On Saturday February 13, 2021, I had my first experience in contributing to conservation and monitoring of wild birds in the United States as a Humphrey Fellow.  I participated in a public event called the Great Backyard Bird Count in the town of Ithaca, New York. The Great Backyard Bird Count is an activity organized by Cornell University Lab of Ornithology, the National Audubon Society and Birds Canada. The event is open to the public to participate in bird counting over a 4-day period by watching each day for a minimum of at least 15 minutes. As a Humphrey Fellow who works for Birdlife Botswana, I viewed the birding activity as a great experience for introducing beginners and visitors to many of the birds of America. My participation in the event also contributed to giving scientists insight into how birds are surviving, growing, and adapting to climate change.

My first experience birding in North America was rewarding and exciting.

I took part in the event with the assistance of Linda Gasser, a Cornell lecturer, the Friendship Partner Coordinator for the Humphrey Program and an amateur birder. We performed the activity at Linda’s home backyard garden where there was a suet feeder, and two seed feeders, and a variety of seeds by type and size to attract all kinds of birds. The location is on a hillside above Cayuga Lake on the eastern side. It is surrounded on two sides by woodlands and a deep gorge, and by more meadow-like open space on a third side. This made birding more exciting because a variety of birds – those who prefer woodlands, brush, more open areas, or running water – may visit the bird feeder for various foods and the nearby gorge or lake for water.

Flock of American Robins ©️ Dan Hayes/ Macaulay Library.

What a new experience it was to go birding on a snowy winter day with a very cold morning temperature of 8°F compared to the warmer 69°F temps I am used to in Botswana! We positioned ourselves on a snowy deck sitting in chairs bundled up in gloves, hats, boots, & blankets, etc. to keep warm as we quietly watched the birds coming and going and recorded their visits to the feeders. After about five minutes, the first birds to visit the feeder and nearby trees were Blue Jays; then came Black-capped Chickadees, Tufted Titmice, two different Woodpeckers, Red-breasted Nuthatches, House Finches, and, surprising us both, a flock of about 17 American Robins among other birds—all pretty new to me.  In total, we monitored for 40 minutes and recorded a total of 32 individual birds of eight species that visited the feeder during that time. We did not record the species we could only hear by calls because we were not well-enough versed with these. We submitted our results online using the great Lab of Ornithology apps eBird and Merlin to join the bird lists of those submitted by other participants from all over the world and managed by the event coordinators.

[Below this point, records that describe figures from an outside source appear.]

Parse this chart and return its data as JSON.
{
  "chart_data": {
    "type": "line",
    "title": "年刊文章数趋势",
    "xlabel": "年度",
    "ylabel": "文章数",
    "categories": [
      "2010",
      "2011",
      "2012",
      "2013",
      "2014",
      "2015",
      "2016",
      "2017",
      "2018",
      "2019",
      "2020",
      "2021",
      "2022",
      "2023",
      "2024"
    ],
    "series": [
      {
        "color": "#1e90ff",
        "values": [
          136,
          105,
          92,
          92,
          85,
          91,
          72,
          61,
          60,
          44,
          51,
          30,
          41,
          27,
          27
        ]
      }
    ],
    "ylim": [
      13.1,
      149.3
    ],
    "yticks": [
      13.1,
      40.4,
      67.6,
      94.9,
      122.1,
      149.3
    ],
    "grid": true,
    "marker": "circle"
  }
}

The most exciting sighting of the day was the sudden arrival of a flock of American Robins that visited the trees next to the feeder. Generally a migrating bird species which is known for eating worms and moves to the southern US and Mexico during the cold season, it seemed the sighting was unusual for such very cold & icy weather.  According to Linda, the robins are usually seen during much warmer times in Ithaca and when sighted are alone or in pairs rather than flocks and are viewed as a first sign of spring coming. Perhaps this sighting such as ours might signal that climate change is real and it is happening, though we also learned that robins are hearty birds who do sometimes overwinter successfully, moving around in flocks for warmth and food sourcing to survive.  

African Firefinch ©️ Nigel Voaden/Macaulay Library

It was intriguing to find out that birds in America can seem very different during winter, either due to altered coloring, or puffing up their feathers and looking bigger than their usual size to help themselves keep warmer. An example for me was a sighting of a House Finch which looked bigger than the normal African Firefinch I have seen in Botswana because it was puffed-up sitting on a branch. One of the Robins did this as well, while we drank hot cocoa to keep warm.

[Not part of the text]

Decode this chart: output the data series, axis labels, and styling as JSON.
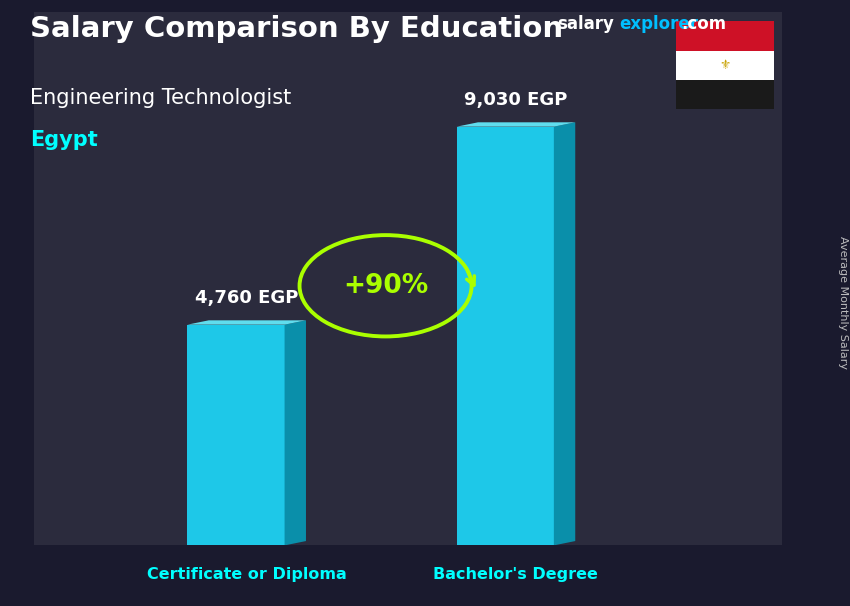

My first experience birding in North America was rewarding and exciting. I enjoyed comparing the birds I observed in the cold here to those at home in warmer Botswana.  I also very much look forward now to getting out and about in the spring to watch the migration of birds returning northward to this location & being able to identify more local species and make comparisons in warmer weather. What a great citizen-science opportunity to engage in!